A covenant requires pledges or promises by at least one party. A marriage requires no pledges or promises. The duties of marriage arise by operation of law, not by promise, as we can see in Scripture that people can be married without even so much as their consent, let alone their promises to do anything.

When Christ returns for His bride and celebrates the marriage supper of the lamb and takes His bride, is He entering into a covenant with her? If so, why do the Scriptures not mention this newest coming covenant?

Betrothal is very clearly a covenant, the subject of the covenant is marriage. If I covenant with a person to paint his house, painting a house does not become a covenant, so that anyone who paints a house in the future is entering a covenant. Painting the house is merely the subject of a particular covenant.

subject by design said...

Your definition of "defraud" does not match Mr. Webster who offers the following:
1) To deprive of a right
2) To withhold wrongfully from another what is due him.
3) To prevent one wrongfully from obtaining what he may justly claim
4) To defeat or frustrate wrongfully

Vaughn Ohlman said...

Wow, a lot of confusion and talking past each other, but let me see if I can clear at least some of the differences up:

1) In my view (as supported by Scripture and the commentators) marriage consists of two things: a) the binding covenant of betrothal and b) physical consumation. Betrothal is, literally, the 'covenant' of marriage. Consumation is the act of marriage. Long story short, we can see this worked out in the laws and examples in Scripture.

2) Yes, there very much can be an implied covenant. Indeed it happens all the time. It might be said to be the most common type of covenant. You take a coke to the checkout counter. You hand the checker some money, they give some back. You walk out the store and you DON"T get arrested for shoplifting because, even if no one said anything, the ownership of the coke passed from the store to you when you gave the money.
Or say you hail a taxi, get in, and declare a destination. If the taxi driver takes you there, and you refuse to pay him, you will have broken the implied contract you had with him. (see http://www.businessdictionary.com/definition/implied-contract.html)
Historically, ie before our perverted modern age, even writing certain kinds of letters to a girl would imply a covenant of betrothal. Sleeping with her definitely did so, and Biblical law reflects this.

3) The definition of 'defraud' that you quoted is exactly why that verse makes such a strong case for marriage being a covenant. What happens in a covenant is that each side gains 'rights' and 'responsibilities'. So when a wife or husband says no to sex, and Paul calls that defrauding, it is because, when the two entered into the marriage covenant (betrothal) the other person gained the *right* to sexual access.
Think of it like a gymn membership.

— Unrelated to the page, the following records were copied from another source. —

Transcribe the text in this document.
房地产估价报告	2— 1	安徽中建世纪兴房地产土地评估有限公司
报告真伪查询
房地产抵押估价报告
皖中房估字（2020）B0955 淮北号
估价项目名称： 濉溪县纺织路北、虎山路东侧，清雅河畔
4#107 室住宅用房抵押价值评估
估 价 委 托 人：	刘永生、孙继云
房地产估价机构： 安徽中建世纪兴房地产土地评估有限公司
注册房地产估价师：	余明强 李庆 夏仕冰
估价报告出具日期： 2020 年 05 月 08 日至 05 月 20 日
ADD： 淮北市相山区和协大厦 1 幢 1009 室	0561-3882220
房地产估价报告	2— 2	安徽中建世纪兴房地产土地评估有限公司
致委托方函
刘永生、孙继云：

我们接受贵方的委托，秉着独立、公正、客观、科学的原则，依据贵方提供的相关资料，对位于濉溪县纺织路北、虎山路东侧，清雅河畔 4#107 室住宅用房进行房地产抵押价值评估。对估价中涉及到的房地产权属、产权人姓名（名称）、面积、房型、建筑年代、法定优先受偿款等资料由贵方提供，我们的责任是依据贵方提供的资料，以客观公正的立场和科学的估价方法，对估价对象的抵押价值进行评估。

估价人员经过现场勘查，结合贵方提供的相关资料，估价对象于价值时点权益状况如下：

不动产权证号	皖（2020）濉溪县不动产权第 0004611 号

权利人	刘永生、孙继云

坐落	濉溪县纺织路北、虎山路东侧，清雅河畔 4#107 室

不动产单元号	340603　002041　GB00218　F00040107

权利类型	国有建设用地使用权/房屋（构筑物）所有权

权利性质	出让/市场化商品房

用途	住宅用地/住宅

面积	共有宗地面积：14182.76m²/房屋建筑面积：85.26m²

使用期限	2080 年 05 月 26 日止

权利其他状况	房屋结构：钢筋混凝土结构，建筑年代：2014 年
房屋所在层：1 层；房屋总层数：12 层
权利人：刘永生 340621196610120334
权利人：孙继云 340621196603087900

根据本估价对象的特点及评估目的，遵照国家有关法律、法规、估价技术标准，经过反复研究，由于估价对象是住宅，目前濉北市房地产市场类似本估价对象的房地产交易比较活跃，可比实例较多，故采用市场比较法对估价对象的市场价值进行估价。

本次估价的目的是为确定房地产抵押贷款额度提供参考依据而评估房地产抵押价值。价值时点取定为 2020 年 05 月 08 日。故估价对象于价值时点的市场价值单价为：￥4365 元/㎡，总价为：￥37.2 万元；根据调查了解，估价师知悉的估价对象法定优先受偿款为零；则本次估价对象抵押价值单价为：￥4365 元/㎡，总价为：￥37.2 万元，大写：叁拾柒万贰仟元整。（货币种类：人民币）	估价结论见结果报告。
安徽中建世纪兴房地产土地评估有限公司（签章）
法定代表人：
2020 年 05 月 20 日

Imagine you paid your membership fee, but were then told you couldn't enter the club. That would be 'defrauding'. The contract between the two of you (you and the club) were that you would pay money, and they would let you exercise there.

4) When Christ returns to take His bride, He will be fulfilling the (begining of) the terms of the covenant of betrothal that He has with us. We have certain obligations, He has certain obligations. These obligations do not cease when we are taken as a full wife. We see this in the OT law, where the betrothed woman who sleeps around is punished in the same way as a fully married woman.